Giving evidence to the cross-party Digital, Culture, Media and Sport Committee, Azeem spoke of a racist culture, one where all Black and Brown players were given the name Kevin, where the P-word was consistently used, where his Muslim faith was made a mockery of and how he was pinned down at age 15 and had red wine poured down his throat. He also spoke of feelings of isolation and humiliation. This is bullying. This is bullying based on race. This is racism. Azeem’s treatment should be shocking, but the reality is, it isn’t. The way he was treated is a symptom of the cause, the cause is racism. When he complained and raised concerns, he was dismissed, belittled and ignored – evidence of structural and institutionalised racism, and when the racism goes right to the top where do you turn? You only need to read the comments on the media articles sharing his story to understand why so many Black and Brown people simply do ‘put up with’ this kind of treatment. There is no safe space to share. There is nobody listening who has been impacted by racism.
• Playing the race card
• If it was ‘that bad’ why didn’t he leave
• He’s jumping on the bandwagon
Representation alone will not fix this. Anti-racism is what’s needed. We often see companies jumping to ‘fix’ the problem by immediately appointing more Black and Brown people, and on the face of it this can seem like a good idea, and they should certainly be involved in making decisions about what should be done next, but without considering the culture of the organisation, this can in-fact do more harm that good. Representation and diversity are of course important, but by increasing representation and or diversity without considering the safety of those you are including is harmful. We believe that representation naturally happens through equity and inclusion – both of which are a direct result of anti-racism. Azeem spoke of a colleague who he described as a ‘good man’ a man who never used racist language – but at the same time, never spoke up against it either. Racism was so deeply ingrained that it even affected White players’ ability to stand up against it. No one could speak about it. It was the accepted cultural norm. It was interwoven into the fabric of the institution and upheld by the leadership.

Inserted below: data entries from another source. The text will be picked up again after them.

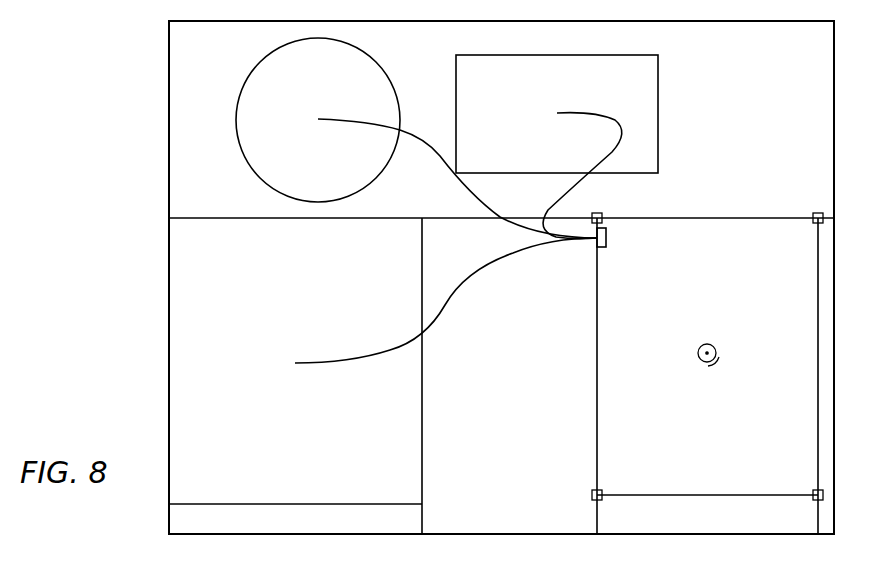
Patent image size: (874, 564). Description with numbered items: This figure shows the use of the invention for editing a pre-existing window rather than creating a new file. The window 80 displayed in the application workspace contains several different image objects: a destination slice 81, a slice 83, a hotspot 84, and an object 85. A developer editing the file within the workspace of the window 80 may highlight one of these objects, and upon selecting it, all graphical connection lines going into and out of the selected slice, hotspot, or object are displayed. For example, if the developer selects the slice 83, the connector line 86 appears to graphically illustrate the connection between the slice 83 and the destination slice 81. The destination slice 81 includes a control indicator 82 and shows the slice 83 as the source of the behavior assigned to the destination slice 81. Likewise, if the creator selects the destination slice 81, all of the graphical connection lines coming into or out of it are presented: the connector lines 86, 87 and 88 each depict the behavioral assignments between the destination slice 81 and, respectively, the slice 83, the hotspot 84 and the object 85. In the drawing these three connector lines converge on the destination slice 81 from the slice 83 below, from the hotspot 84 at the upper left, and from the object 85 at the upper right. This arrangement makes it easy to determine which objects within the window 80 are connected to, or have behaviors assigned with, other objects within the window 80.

The window 80 is at (169, 276).
The destination slice 81 is at (722, 228).
The control indicator 82 is at (716, 344).
The slice 83 is at (418, 424).
The hotspot 84 is at (250, 72).
The object 85 is at (658, 113).
The connector line 86 is at (458, 292).
The connector line 87 is at (428, 146).
The connector line 88 is at (570, 188).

An anti-racist organisation is one that educates and supports all staff to recognise and stand up against racism in all its forms. One that maintains a zero tolerance of racism and any form of discrimination. An anti-racist organisation is one that creates a space where people can be there authentic selves and are NOT afraid to speak out and rather than a place where somewhere where ‘you can’t say anything anymore’ an anti-racist space creates open conversation, open discussion and a safety for shared learning and un-learning.
As an organisation committed to campaigning and supporting individuals, communities and organisations to create an authentic anti-racist county, a place where we can all live authentically and achieve our human potential, we urge you to learn from the mistakes of Yorkshire Cricket Club and make it your responsibility to look to anti-racism as the path to equity.
We give thanks and admiration to Azeem Rafiq for a shining a light into the shadows.
As James Baldwin said: ‘not everything that is faced can be changed, but nothing can be changed until it is faced.’